Nor is disproportionality shown by defendant’s references to the sentences for many other crimes, because he fails to account for his strikes in making that argument. For example, he notes that mayhem is punishable by 2, 4 or 8 years. (Pen. Code, §§ 203, 204.) But a person convicted of mayhem with two strikes would receive the sentence defendant received. That mode of argument does not show disproportionality.
Whisenant claims the trial court found the sentence “‘wholly disproportionate’ to the charges.” This again misreads the record. The trial court noted that because Whisenant had two strikes, he faced a sentence that otherwise would be disproportionate to the sentences of Bush and Ramos. The trial court said “if you focus just on this particular offense, then it seems wholly disproportionate to give somebody 25 years to life[.]” In context, the trial court did not find the three strikes sentence to be disproportionate, given Whisenant’s criminal record.
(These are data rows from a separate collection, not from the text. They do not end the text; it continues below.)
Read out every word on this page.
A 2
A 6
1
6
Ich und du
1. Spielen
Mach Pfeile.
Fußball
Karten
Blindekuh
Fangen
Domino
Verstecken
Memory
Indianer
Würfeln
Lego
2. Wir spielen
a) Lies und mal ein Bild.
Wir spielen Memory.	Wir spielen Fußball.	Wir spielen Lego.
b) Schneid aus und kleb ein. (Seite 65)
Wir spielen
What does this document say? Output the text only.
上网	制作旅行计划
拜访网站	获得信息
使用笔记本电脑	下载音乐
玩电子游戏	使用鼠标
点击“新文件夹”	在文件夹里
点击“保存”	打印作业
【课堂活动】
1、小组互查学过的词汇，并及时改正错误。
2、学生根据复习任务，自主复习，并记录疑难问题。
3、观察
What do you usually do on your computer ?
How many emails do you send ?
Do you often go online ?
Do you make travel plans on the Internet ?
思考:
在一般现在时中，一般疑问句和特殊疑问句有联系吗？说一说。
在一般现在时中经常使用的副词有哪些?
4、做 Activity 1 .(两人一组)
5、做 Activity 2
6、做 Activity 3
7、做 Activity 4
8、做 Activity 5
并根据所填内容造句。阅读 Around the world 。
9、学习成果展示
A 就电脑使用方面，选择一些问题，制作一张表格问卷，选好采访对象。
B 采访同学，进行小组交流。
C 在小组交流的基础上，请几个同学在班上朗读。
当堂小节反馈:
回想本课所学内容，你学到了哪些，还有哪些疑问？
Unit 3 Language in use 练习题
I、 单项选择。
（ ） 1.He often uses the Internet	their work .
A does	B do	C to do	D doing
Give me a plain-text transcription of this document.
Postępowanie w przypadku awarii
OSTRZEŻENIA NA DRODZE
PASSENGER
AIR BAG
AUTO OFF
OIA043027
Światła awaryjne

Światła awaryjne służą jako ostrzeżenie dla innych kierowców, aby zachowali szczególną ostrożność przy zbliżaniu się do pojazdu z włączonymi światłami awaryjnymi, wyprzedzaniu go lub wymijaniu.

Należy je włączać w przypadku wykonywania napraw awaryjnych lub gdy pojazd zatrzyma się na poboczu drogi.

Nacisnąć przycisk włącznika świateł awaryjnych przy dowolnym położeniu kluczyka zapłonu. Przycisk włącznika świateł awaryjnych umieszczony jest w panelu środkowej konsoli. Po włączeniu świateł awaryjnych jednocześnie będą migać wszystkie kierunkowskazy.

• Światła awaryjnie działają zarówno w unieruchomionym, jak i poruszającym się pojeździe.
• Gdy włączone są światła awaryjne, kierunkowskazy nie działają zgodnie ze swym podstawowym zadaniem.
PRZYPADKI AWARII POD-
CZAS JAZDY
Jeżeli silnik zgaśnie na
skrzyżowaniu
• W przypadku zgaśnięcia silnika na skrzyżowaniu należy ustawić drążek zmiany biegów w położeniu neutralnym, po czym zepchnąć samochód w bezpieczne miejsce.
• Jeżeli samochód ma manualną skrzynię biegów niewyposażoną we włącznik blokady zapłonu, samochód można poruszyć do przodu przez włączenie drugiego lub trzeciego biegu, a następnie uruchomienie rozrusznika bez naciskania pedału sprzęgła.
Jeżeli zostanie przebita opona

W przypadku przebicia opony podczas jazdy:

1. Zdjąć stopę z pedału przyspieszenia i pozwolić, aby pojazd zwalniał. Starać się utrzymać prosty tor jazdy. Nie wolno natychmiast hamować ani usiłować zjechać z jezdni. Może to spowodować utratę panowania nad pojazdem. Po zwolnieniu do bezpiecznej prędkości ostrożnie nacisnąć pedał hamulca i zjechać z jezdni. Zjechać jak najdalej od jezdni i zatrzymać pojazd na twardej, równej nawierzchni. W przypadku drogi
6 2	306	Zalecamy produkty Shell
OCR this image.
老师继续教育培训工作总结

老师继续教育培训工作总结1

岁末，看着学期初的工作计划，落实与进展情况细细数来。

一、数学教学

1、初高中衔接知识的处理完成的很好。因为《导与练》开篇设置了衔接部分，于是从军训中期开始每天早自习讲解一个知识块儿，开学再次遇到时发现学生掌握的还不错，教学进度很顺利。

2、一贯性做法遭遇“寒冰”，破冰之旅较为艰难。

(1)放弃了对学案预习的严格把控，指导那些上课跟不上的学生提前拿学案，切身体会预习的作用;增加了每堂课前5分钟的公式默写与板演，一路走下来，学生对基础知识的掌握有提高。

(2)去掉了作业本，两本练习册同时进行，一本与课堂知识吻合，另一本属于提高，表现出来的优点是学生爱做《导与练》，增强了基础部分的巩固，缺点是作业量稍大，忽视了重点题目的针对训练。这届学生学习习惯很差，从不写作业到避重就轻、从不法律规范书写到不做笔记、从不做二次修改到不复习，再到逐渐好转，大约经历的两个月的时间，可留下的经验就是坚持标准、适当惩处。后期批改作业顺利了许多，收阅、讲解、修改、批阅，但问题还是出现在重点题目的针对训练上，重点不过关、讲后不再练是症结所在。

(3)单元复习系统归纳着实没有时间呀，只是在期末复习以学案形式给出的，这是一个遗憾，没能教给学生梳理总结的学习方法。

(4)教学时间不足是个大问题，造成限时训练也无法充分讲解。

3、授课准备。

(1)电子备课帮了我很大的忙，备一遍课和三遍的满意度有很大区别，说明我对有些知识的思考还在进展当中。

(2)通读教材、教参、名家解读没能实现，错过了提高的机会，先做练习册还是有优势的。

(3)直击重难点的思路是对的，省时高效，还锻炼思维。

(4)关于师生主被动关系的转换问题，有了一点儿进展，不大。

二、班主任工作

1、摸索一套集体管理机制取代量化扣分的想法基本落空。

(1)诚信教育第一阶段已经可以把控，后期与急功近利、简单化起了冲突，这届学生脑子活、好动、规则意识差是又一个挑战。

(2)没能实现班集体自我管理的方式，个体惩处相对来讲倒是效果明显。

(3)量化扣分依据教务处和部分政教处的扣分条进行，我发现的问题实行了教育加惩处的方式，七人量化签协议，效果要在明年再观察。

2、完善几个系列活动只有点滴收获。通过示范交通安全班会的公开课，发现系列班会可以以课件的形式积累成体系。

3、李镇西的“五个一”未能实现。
In People v. Cooper (1996) 43 Cal.App.4th 815, Cooper had two robbery strikes and his current offense was possession by a felon of a firearm. Noting that the current crime was a serious offense and recidivism justifies “longer sentences for subsequent offenses,” the court held Cooper’s sentence did “not constitute cruel and unusual punishment under the Eighth Amendment.” (Cooper, supra, 43 Cal.App.4th at pp. 824-825.) Whisenant’s current offense, like Cooper’s, is possession by a felon of a firearm, and Whisenant’s strikes, assaults with firearms, are more severe than Cooper’s robbery strikes. Accordingly, we reject his Eighth Amendment claim.
DISPOSITION
The judgment is affirmed.
We concur: ROBIE, J., CANTIL-SAKAUYE, J.